Alison in Wonderland, Observant, Maastricht

Australia and dictionaries: two things that don’t often make world headlines. But the prime minister, Julia Gillard, launched herself into the limelight recently with an impassioned tirade against the opposition leader, Tony Abbott: “I will not be lectured about sexism and misogyny by this man”, she raged in parliament. Abbott is on record with such quotes as “If it’s true that men have more power generally speaking than women, is that a bad thing?” and “What if men are by physiology or temperament, more adapted to exercise authority or to issue command?” While the video of Gillard’s speech went viral internationally, at home the commentary focused on her supposed misuse of the word misogyny, which in its literal sense means pathological hatred of women. Being sexist is not the same as actually hating women, her critics claimed. In response, Australia’s main dictionary, Macquarie, is updating its definition, saying that in recent decades the word has taken on the wider meaning of entrenched prejudice against women. Perhaps they should add a photo of Abbot, too – just to be on the safe side.

Excelling at failure

Alison in Wonderland, Observant, Maastricht

Two and a half years. That’s how long a PhD would take, I think, if only it didn’t involve so much other stuff. Writing papers, giving presentations, marking essays, general schmoozing; all seeds you need to sow if you want to get an actual job later (for which your PhD – which at the time seems like Your Whole Life – is just a prerequisite bit of paper).

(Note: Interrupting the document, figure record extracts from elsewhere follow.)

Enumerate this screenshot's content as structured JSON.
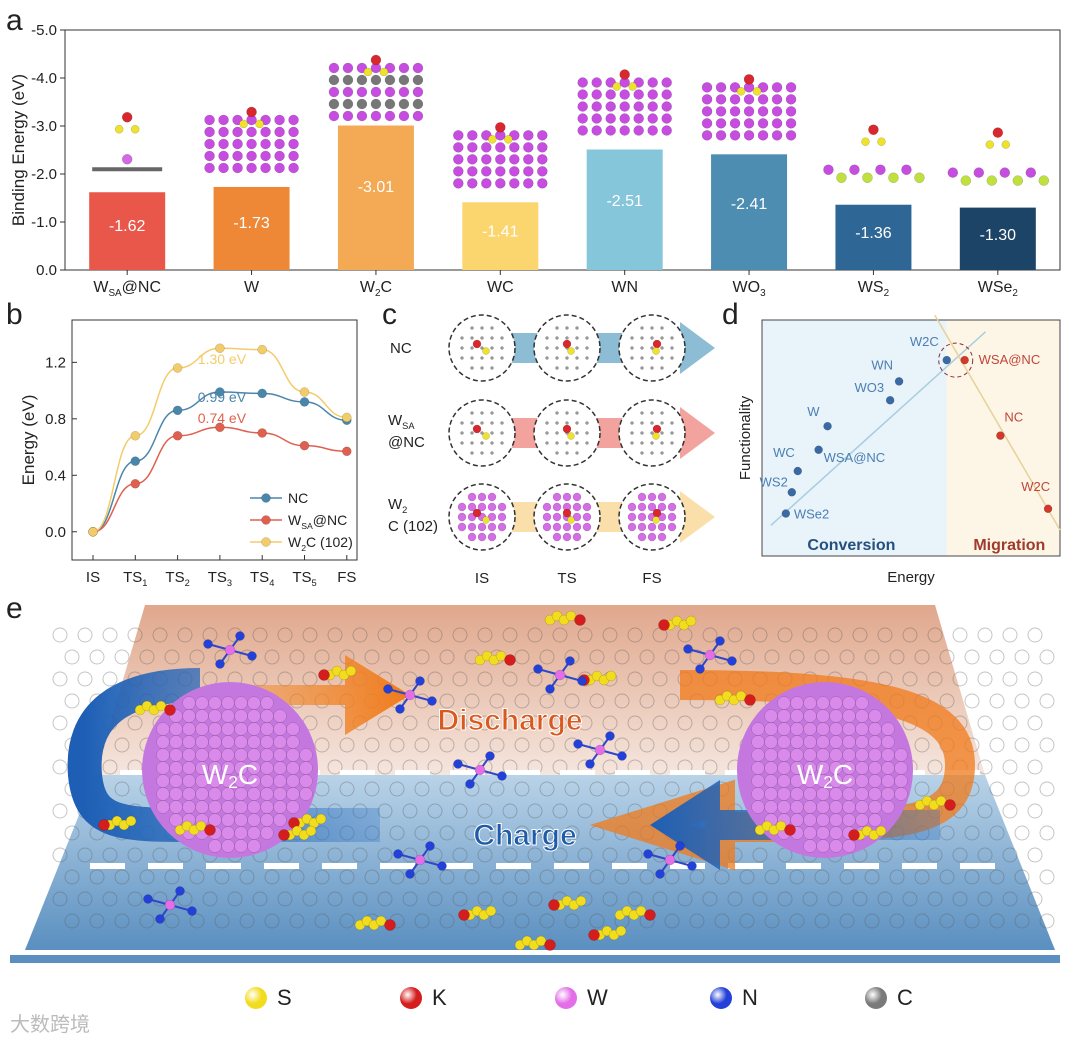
{
  "panels": {
    "a": "a",
    "b": "b",
    "c": "c",
    "d": "d",
    "e": "e"
  },
  "chart_data": [
    {
      "type": "bar",
      "id": "a",
      "ylabel": "Binding Energy (eV)",
      "ylim": [
        0,
        -5.0
      ],
      "yticks": [
        "0.0",
        "-1.0",
        "-2.0",
        "-3.0",
        "-4.0",
        "-5.0"
      ],
      "categories": [
        {
          "main": "W",
          "sub": "SA",
          "tail": "@NC"
        },
        {
          "main": "W",
          "sub": "",
          "tail": ""
        },
        {
          "main": "W",
          "sub": "2",
          "tail": "C"
        },
        {
          "main": "WC",
          "sub": "",
          "tail": ""
        },
        {
          "main": "WN",
          "sub": "",
          "tail": ""
        },
        {
          "main": "WO",
          "sub": "3",
          "tail": ""
        },
        {
          "main": "WS",
          "sub": "2",
          "tail": ""
        },
        {
          "main": "WSe",
          "sub": "2",
          "tail": ""
        }
      ],
      "values": [
        -1.62,
        -1.73,
        -3.01,
        -1.41,
        -2.51,
        -2.41,
        -1.36,
        -1.3
      ],
      "labels": [
        "-1.62",
        "-1.73",
        "-3.01",
        "-1.41",
        "-2.51",
        "-2.41",
        "-1.36",
        "-1.30"
      ],
      "colors": [
        "#e8574a",
        "#ee8736",
        "#f4aa55",
        "#fbd56e",
        "#86c6da",
        "#4c8db1",
        "#2e6795",
        "#1c4467"
      ]
    },
    {
      "type": "line",
      "id": "b",
      "ylabel": "Energy (eV)",
      "ylim": [
        -0.2,
        1.5
      ],
      "yticks": [
        "0.0",
        "0.4",
        "0.8",
        "1.2"
      ],
      "categories": [
        {
          "main": "IS",
          "sub": ""
        },
        {
          "main": "TS",
          "sub": "1"
        },
        {
          "main": "TS",
          "sub": "2"
        },
        {
          "main": "TS",
          "sub": "3"
        },
        {
          "main": "TS",
          "sub": "4"
        },
        {
          "main": "TS",
          "sub": "5"
        },
        {
          "main": "FS",
          "sub": ""
        }
      ],
      "series": [
        {
          "name": "NC",
          "legend": {
            "main": "NC",
            "sub": "",
            "tail": ""
          },
          "color": "#4a86aa",
          "values": [
            0,
            0.5,
            0.86,
            0.99,
            0.98,
            0.92,
            0.79
          ],
          "annotation": "0.99 eV"
        },
        {
          "name": "WSA@NC",
          "legend": {
            "main": "W",
            "sub": "SA",
            "tail": "@NC"
          },
          "color": "#e0604f",
          "values": [
            0,
            0.34,
            0.68,
            0.74,
            0.7,
            0.61,
            0.57
          ],
          "annotation": "0.74 eV"
        },
        {
          "name": "W2C (102)",
          "legend": {
            "main": "W",
            "sub": "2",
            "tail": "C (102)"
          },
          "color": "#f3cc6a",
          "values": [
            0,
            0.68,
            1.16,
            1.3,
            1.29,
            0.99,
            0.81
          ],
          "annotation": "1.30 eV"
        }
      ]
    },
    {
      "type": "scatter",
      "id": "d",
      "xlabel": "Energy",
      "ylabel": "Functionality",
      "regions": [
        "Conversion",
        "Migration"
      ],
      "conversion_points": [
        {
          "label": "WSe2",
          "x": 0.08,
          "y": 0.18
        },
        {
          "label": "WS2",
          "x": 0.1,
          "y": 0.27
        },
        {
          "label": "WC",
          "x": 0.12,
          "y": 0.36
        },
        {
          "label": "WSA@NC",
          "x": 0.19,
          "y": 0.45
        },
        {
          "label": "W",
          "x": 0.22,
          "y": 0.55
        },
        {
          "label": "WO3",
          "x": 0.43,
          "y": 0.66
        },
        {
          "label": "WN",
          "x": 0.46,
          "y": 0.74
        },
        {
          "label": "W2C",
          "x": 0.62,
          "y": 0.83
        }
      ],
      "migration_points": [
        {
          "label": "WSA@NC",
          "x": 0.68,
          "y": 0.83
        },
        {
          "label": "NC",
          "x": 0.8,
          "y": 0.51
        },
        {
          "label": "W2C",
          "x": 0.96,
          "y": 0.2
        }
      ]
    }
  ],
  "d_labels": {
    "W2C": [
      "W",
      "2",
      "C"
    ],
    "WN": "WN",
    "WO3": [
      "WO",
      "3"
    ],
    "W": "W",
    "WC": "WC",
    "WS2": [
      "WS",
      "2"
    ],
    "WSA": [
      "W",
      "SA",
      "@NC"
    ],
    "WSe2": [
      "WSe",
      "2"
    ],
    "NC": "NC",
    "conversion": "Conversion",
    "migration": "Migration"
  },
  "c": {
    "rows": [
      {
        "main": "NC",
        "sub": "",
        "tail": ""
      },
      {
        "main": "W",
        "sub": "SA",
        "tail": "@NC"
      },
      {
        "main": "W",
        "sub": "2",
        "tail": "C (102)"
      }
    ],
    "cols": [
      "IS",
      "TS",
      "FS"
    ],
    "arrow_colors": [
      "#2e86b3",
      "#e8584c",
      "#f7c565"
    ]
  },
  "e": {
    "discharge": "Discharge",
    "charge": "Charge",
    "particle": {
      "main": "W",
      "sub": "2",
      "tail": "C"
    }
  },
  "legend": [
    {
      "label": "S",
      "color": "#f2dc1e"
    },
    {
      "label": "K",
      "color": "#d51d1d"
    },
    {
      "label": "W",
      "color": "#e36ee8"
    },
    {
      "label": "N",
      "color": "#2340d8"
    },
    {
      "label": "C",
      "color": "#7a7a7a"
    }
  ],
  "watermark": "大数跨境"
}
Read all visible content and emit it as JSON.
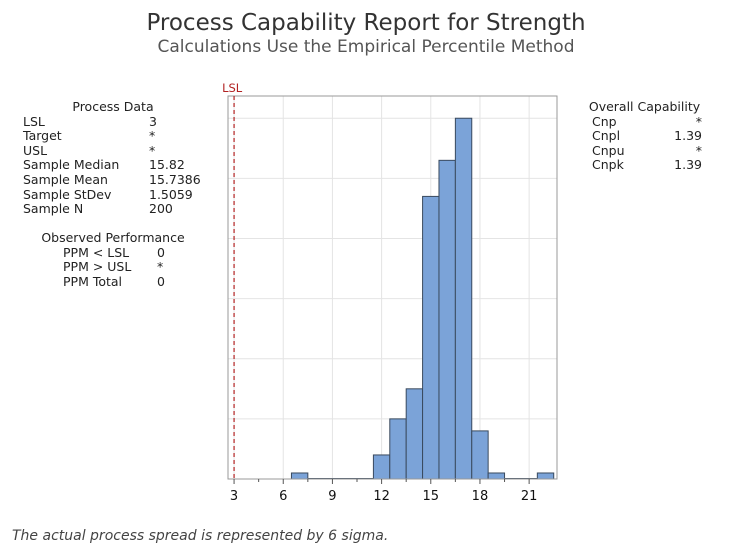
{
  "title": "Process Capability Report for Strength",
  "subtitle": "Calculations Use the Empirical Percentile Method",
  "process_data": {
    "heading": "Process Data",
    "rows": [
      {
        "label": "LSL",
        "value": "3"
      },
      {
        "label": "Target",
        "value": "*"
      },
      {
        "label": "USL",
        "value": "*"
      },
      {
        "label": "Sample Median",
        "value": "15.82"
      },
      {
        "label": "Sample Mean",
        "value": "15.7386"
      },
      {
        "label": "Sample StDev",
        "value": "1.5059"
      },
      {
        "label": "Sample N",
        "value": "200"
      }
    ]
  },
  "observed_performance": {
    "heading": "Observed Performance",
    "rows": [
      {
        "label": "PPM < LSL",
        "value": "0"
      },
      {
        "label": "PPM > USL",
        "value": "*"
      },
      {
        "label": "PPM Total",
        "value": "0"
      }
    ]
  },
  "overall_capability": {
    "heading": "Overall Capability",
    "rows": [
      {
        "label": "Cnp",
        "value": "*"
      },
      {
        "label": "Cnpl",
        "value": "1.39"
      },
      {
        "label": "Cnpu",
        "value": "*"
      },
      {
        "label": "Cnpk",
        "value": "1.39"
      }
    ]
  },
  "footnote": "The actual process spread is represented by 6 sigma.",
  "chart_data": {
    "type": "bar",
    "subtype": "histogram",
    "bin_width": 1,
    "bin_centers": [
      7,
      12,
      13,
      14,
      15,
      16,
      17,
      18,
      19,
      22
    ],
    "values": [
      1,
      4,
      10,
      15,
      47,
      53,
      60,
      8,
      1,
      1
    ],
    "xlim": [
      2.63,
      22.7
    ],
    "ylim": [
      0,
      63.7
    ],
    "xticks": [
      "3",
      "6",
      "9",
      "12",
      "15",
      "18",
      "21"
    ],
    "y_gridlines": [
      10,
      20,
      30,
      40,
      50,
      60
    ],
    "y_tick_labels_shown": false,
    "grid": true,
    "bar_color": "#7ba3d8",
    "bar_edge_color": "#3a4a5e",
    "reference_lines": [
      {
        "label": "LSL",
        "x": 3,
        "color": "#b22222",
        "style": "dashed"
      }
    ]
  }
}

So the idea that the PhD itself takes a huge amount of time is wrong. As is the idea that you need to be especially smart to do one. “For students that excelled as undergraduates, the sudden and constant barrage of rejection and failure is jarring. If you have an ego problem, PhD school will fix it. With a vengeance”, says the US computer science professor Matthew Might. Though as he points out: “Some egos seem to recover afterward.”

Best re*ards

Alison in Wonderland, Observant, Maastricht

You know that moment when you write an important email to a bunch of important professors, and instead of ‘Regards’ you end it with ‘Retards’? And then, not realising it, you press send? And then, precisely because of the fact that you are an über pedant, you look in the sent box to make sure it sent right, and on a whim you open the message to re-read what you wrote, only then to discover what you’ve done? And so you madly hit ‘Recall’, but the recall fails, and you’re left with the cold, sinking realisation that you’ve just called 18 professors retards? No? Lucky you.